Elle l’a confié avec émotion : « Cher tennis, il est temps de te dire au revoir […] je me sens prête à tourner la page et à ouvrir un nouveau chapitre. » Et encore : « Ma 14e participation consécutive – et la dernière. […] Je veux simplement savourer pleinement ces dernières semaines en tant que joueuse professionnelle. »
La situation rappelle étrangement celle de Julien Benneteau, qui, après avoir annoncé la fin imminente de sa carrière, avait réalisé en 2017, à Bercy, le meilleur tournoi Masters 1000 de sa vie, allant jusqu’en demi-finale. Pourquoi cette analogie ? Il semble qu’en annonçant clairement la fin de leur carrière, certains sportifs se libèrent d’un poids émotionnel écrasant qu’ils n’arrivaient pas toujours à gérer de façon optimale, leur permettant d’évoluer sur le court avec une liberté nouvelle et salvatrice. Ils peuvent ainsi exprimer leur jeu avec constance et intensité, bien au-delà de ce qu’ils parvenaient à produire sporadiquement auparavant. Une libération qui transforme profondément leur performance.

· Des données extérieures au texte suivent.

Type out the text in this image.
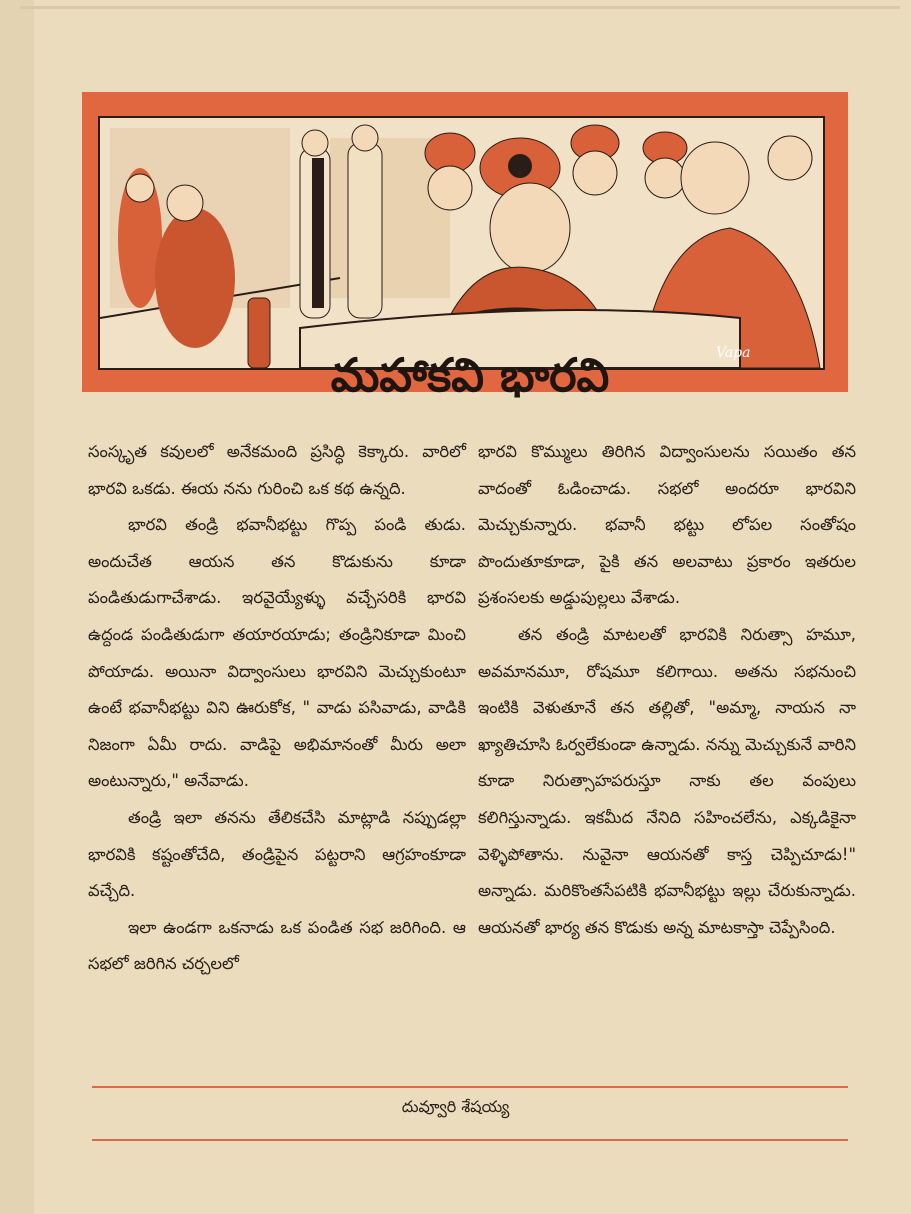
Vapa
మహాకవి భారవి

సంస్కృత కవులలో అనేకమంది ప్రసిద్ధి కెక్కారు. వారిలో భారవి ఒకడు. ఈయ నను గురించి ఒక కథ ఉన్నది.

భారవి తండ్రి భవానీభట్టు గొప్ప పండి తుడు. అందుచేత ఆయన తన కొడుకును కూడా పండితుడుగాచేశాడు. ఇరవైయ్యేళ్ళు వచ్చేసరికి భారవి ఉద్దండ పండితుడుగా తయారయాడు; తండ్రినికూడా మించి పోయాడు. అయినా విద్వాంసులు భారవిని మెచ్చుకుంటూ ఉంటే భవానీభట్టు విని ఊరుకోక, " వాడు పసివాడు, వాడికి నిజంగా ఏమీ రాదు. వాడిపై అభిమానంతో మీరు అలా అంటున్నారు," అనేవాడు.

తండ్రి ఇలా తనను తేలికచేసి మాట్లాడి నప్పుడల్లా భారవికి కష్టంతోచేది, తండ్రిపైన పట్టరాని ఆగ్రహంకూడా వచ్చేది.

ఇలా ఉండగా ఒకనాడు ఒక పండిత సభ జరిగింది. ఆ సభలో జరిగిన చర్చలలో

భారవి కొమ్ములు తిరిగిన విద్వాంసులను సయితం తన వాదంతో ఓడించాడు. సభలో అందరూ భారవిని మెచ్చుకున్నారు. భవానీ భట్టు లోపల సంతోషం పొందుతూకూడా, పైకి తన అలవాటు ప్రకారం ఇతరుల ప్రశంసలకు అడ్డుపుల్లలు వేశాడు.

తన తండ్రి మాటలతో భారవికి నిరుత్సా హమూ, అవమానమూ, రోషమూ కలిగాయి. అతను సభనుంచి ఇంటికి వెళుతూనే తన తల్లితో, "అమ్మా, నాయన నా ఖ్యాతిచూసి ఓర్వలేకుండా ఉన్నాడు. నన్ను మెచ్చుకునే వారిని కూడా నిరుత్సాహపరుస్తూ నాకు తల వంపులు కలిగిస్తున్నాడు. ఇకమీద నేనిది సహించలేను, ఎక్కడికైనా వెళ్ళిపోతాను. నువైనా ఆయనతో కాస్త చెప్పిచూడు!" అన్నాడు. మరికొంతసేపటికి భవానీభట్టు ఇల్లు చేరుకున్నాడు. ఆయనతో భార్య తన కొడుకు అన్న మాటకాస్తా చెప్పేసింది.

దువ్వూరి శేషయ్య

Caroline Garcia a tout vécu sur le circuit : la pression du top niveau, les hauts incroyables, les bas douloureux, l’euphorie des victoires comme la douleur des échecs. Tout au long de sa carrière, elle a semblé être rattrapée sur le court par le stress et la frustration, sans doute liés à l’enjeu et à cette envie de bien faire qui l’habite de façon excessive. Si mon hypothèse s’avère fondée, cette annonce de fin de carrière pourrait agir comme un déclencheur décisif, instaurant en elle une forme d’apaisement mental indispensable pour donner le meilleur de soi: Inconsciemment, le clap de fin enclenché pourrait la délivrer de cette tyrannie du résultat qui entrave encore la performance de tant d’athlètes.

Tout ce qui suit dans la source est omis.